Bruichladdich was built by Barnett Harvey in 1881. Five years later, the Bruichladdich Distillery Company was founded and renovation and refurbishment commenced. The "Laddie", as it is affectionately known, is often considered to be the fruitiest, most inventive Islay malt and, indeed, there has been some contention as to whether it has truly attained Islay-status. Bruichladdich countered this with the introduction of the Port Charlotte range and later with the 2008-released Octomore, the world's most heavily peated whisky with a phenol content of 131ppm. Then the distillery went almost the complete opposite direction and created The Botanist Gin!
The gentle character of the spirit is attributed by some to the milder weather conditions at Bruichladdich's locality, sheltered, as it is, from Mother Nature by the Rhinns, the rugged Islay mountain range. Following the death of the then owner, Barnett's son William Harvey IV in 1936, the distillery was run by Kenneth Harvey and sold a year later to Joseph Hobbs for the sum of £23,000. Silent for the latter part of the Second World War, Bruichladdich closed its in-house maltings in 1961, bringing malt in from the Islay maltings at Port Ellen. Enjoying good fortunes, further stills were added in 1975 to grapple increasing demand.
Blenders Whyte and Mackay acquired the distillery under Invergordon Distillers in 1993. Just two years later, production ceased and in 2000 the distillery was purchased by Murray McDavid for £6.5m. The former Bowmore manager, Jim McEwan was brought in as Production Director, and in July of 2001 distillation began once more.
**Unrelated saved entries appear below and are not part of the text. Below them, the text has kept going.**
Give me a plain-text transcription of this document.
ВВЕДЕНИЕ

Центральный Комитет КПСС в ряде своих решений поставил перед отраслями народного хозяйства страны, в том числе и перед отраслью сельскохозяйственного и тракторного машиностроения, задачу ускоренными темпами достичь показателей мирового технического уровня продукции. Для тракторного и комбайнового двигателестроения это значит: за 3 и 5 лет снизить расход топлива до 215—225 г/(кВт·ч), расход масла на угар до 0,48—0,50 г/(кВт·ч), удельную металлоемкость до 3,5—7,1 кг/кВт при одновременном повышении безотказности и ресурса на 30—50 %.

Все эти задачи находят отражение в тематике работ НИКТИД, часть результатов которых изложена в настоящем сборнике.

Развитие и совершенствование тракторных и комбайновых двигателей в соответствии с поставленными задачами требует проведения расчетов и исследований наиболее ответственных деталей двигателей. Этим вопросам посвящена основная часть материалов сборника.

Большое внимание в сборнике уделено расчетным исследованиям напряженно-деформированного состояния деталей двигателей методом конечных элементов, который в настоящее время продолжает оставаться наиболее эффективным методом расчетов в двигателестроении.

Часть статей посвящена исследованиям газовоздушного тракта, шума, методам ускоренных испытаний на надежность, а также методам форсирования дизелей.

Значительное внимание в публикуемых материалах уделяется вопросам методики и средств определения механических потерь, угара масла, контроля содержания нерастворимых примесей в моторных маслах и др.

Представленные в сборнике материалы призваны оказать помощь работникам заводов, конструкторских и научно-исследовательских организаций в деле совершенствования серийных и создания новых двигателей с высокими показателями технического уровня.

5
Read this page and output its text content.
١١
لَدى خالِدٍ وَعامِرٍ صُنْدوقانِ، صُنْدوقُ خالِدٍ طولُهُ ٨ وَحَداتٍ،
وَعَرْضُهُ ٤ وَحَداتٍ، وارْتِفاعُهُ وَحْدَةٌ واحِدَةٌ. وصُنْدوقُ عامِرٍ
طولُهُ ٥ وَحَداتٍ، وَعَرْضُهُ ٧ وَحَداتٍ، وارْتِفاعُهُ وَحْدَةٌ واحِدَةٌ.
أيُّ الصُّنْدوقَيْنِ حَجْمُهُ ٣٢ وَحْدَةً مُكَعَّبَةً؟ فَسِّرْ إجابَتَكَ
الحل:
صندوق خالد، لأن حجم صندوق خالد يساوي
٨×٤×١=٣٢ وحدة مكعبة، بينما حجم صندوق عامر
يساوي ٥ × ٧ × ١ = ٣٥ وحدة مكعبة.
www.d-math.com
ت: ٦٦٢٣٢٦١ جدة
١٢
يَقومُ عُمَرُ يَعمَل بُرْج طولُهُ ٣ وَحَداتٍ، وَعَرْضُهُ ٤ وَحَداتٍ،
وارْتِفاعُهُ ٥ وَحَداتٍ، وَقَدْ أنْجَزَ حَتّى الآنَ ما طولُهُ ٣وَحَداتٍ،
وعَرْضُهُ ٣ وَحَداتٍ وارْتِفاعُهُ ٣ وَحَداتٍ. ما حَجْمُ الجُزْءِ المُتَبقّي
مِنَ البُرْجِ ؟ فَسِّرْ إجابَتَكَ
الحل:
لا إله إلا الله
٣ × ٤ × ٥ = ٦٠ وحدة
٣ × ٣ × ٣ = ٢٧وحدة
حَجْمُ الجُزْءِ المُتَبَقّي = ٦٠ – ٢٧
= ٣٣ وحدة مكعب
Today the range is vast; many cask finishes, or 'ACE'd (additional cask enhancement) whiskies, have been released as well as the formerly mentioned peated offerings and, following a few successful years, the "Laddie's" future looks promising.
Distilled in 2013 from the 2012 harvest, the Octomore 10.3 has been brought home by farmer James Brown. Taking on the challenge of growing Islay Barley, he braces the conditions of the wet and wild west coast to combine an exploration of Islay terroir and stratospheric smoke.
For the first time, the .3 is matured for six aged years but crucially only in ex-American oak. These top-quality casks have gently coaxed this Octomore spirit into life in Warehouse 16, next to the 10.1 edition. The components of our 10.1 and 10.3 are so similar, the distinct flavour difference must be owed to the barley’s respective growing location. The Octomore 10 series explores 'softer smoke', and as such, was peated just to 114PPM.
Nose: Coastal peat and a touch of TCP, balanced by milky coffee and honeycomb.
Palate: Bright notes of citrus and green apple as it opens, before more maritime notes develop, along with a whiff of burnt sugar.
Finish: A long finish with plenty of peat to linger over.